Como é que vou educar duas miúdas numa época que banalizou o sexo até ao ponto em que já não há interdito e erotismo? Como é que vou educar duas garotas numa época em que os rapazes têm o hábito de filmar e publicitar a intimidade sexual?
No meu tempo, o que acontecia em Las Vegas ficava em Las Vegas. Agora não. Como é que vou educar duas miúdas numa época que faz da mulher um mero pedaço de carne?
A coberto da narrativa da emancipação da mulher em relação aos velhos códigos morais, chegámos a um ponto em que a sociedade se afoga todos os dias na carnalização da mulher. O nu feminino está por todo o lado, ora em versão completa, ora em parcelas, um rabo aqui, um busto ali, umas ancas acolá. Seja qual for a versão, este corpo é vendido através da brutalidade porno à Larry Flyint. Há muito que se perdeu o erotismo à Fellini.

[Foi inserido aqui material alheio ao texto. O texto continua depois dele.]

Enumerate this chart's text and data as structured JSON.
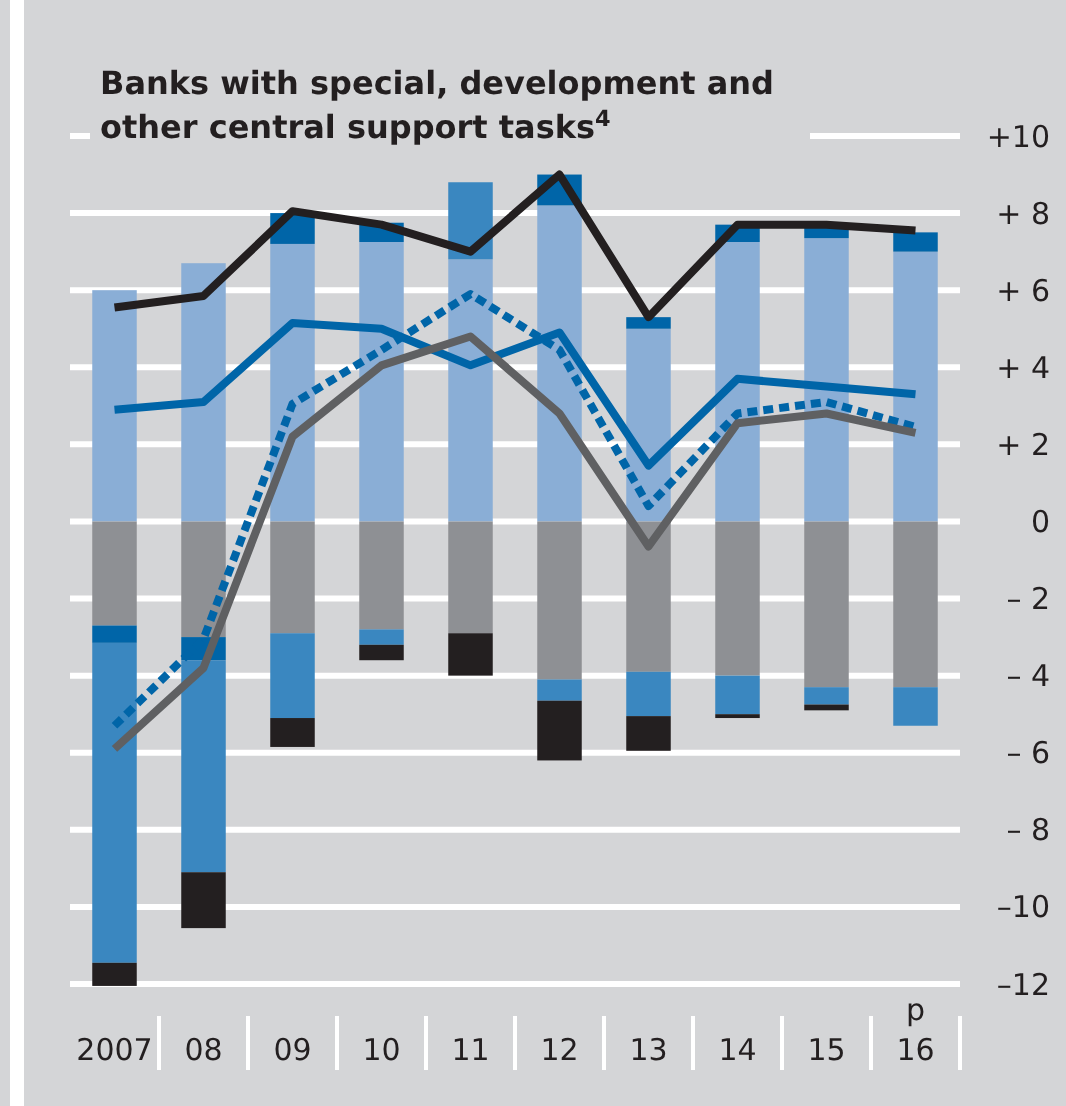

Não tenho nada contra rabos, penas e ancas, nem quero que as minhas filhas se comportem como as “virgens sensatas” do Alexandre O’Neill. Não estou a educar, espero, duas botas-de-elástico, nem quero um regresso ao mirífico “antigamente”.
Cá em casa há uma velinha acesa em memória de Dom Rigoberto. Mas julgo que se chegou longe demais. Há miúdas que andam pela rua com t-shirts com inscrições tão sofisticadas como “estrela porno” ou “eat me”. Antes o Che Guevara! Qual é o final desta linha?
E, já agora, quando é isto tudo começou? Talvez em 1960 com o julgamento que opôs o estado britânico à Penguin, que queria fazer uma edição de bolso do romance de D. W. Lawrence, “O Amante de Lady Chaterley” (1928). As autoridades reagiram à massificação de um livro considerado “depravado e corruptor da juventude”. O veredicto foi favorável à editora e simboliza até hoje a viragem da (alegada) repressão religiosa para a (alegada) libertação da nova moral sexual. Philip Larkin eternizaria o momento: “sexual intercourse began/in nineteen sixty-three (...) Between the end of ‘Chatterley’ ban/and The Beatles first LP”.
Claro que é inaceitável voltar ao tempo em que os fariseus podiam censurar um livro considerado “depravado”. Mas o actual caminho também é inaceitável. Em nome da liberdade ou da libertação em relação a um passado considerado retrógrado, uma cultura pornográfica e antifeminista instalou-se no centro da nossa cultura.
Olhe-se, por exemplo, para o mundo dos videoclipes, a começar no hip-hop ou rap: a mulher é sempre retratada como um objecto sexual sem vontade própria, está apenas dois palmos acima da boneca insuflável, não é uma mulher, é a bitch.
Se calhar, é tempo de dizer que chegámos a um beco sem saída. Se calhar, é tempo de dizer que a liberdade e a dignidade da mulher também precisam dos velhos códigos morais que prezavam a contenção (e o erotismo). Se calhar, a religião e a fé são o futuro da mulher, o futuro de uma genuína emancipação feminina feita na cabeça e não no corpo.
Pelo menos, é o que vou tentar ensinar às minhas miúdas, dando-lhes a ler a Bíblia mas também “Os Cadernos de Dom Rigoberto”.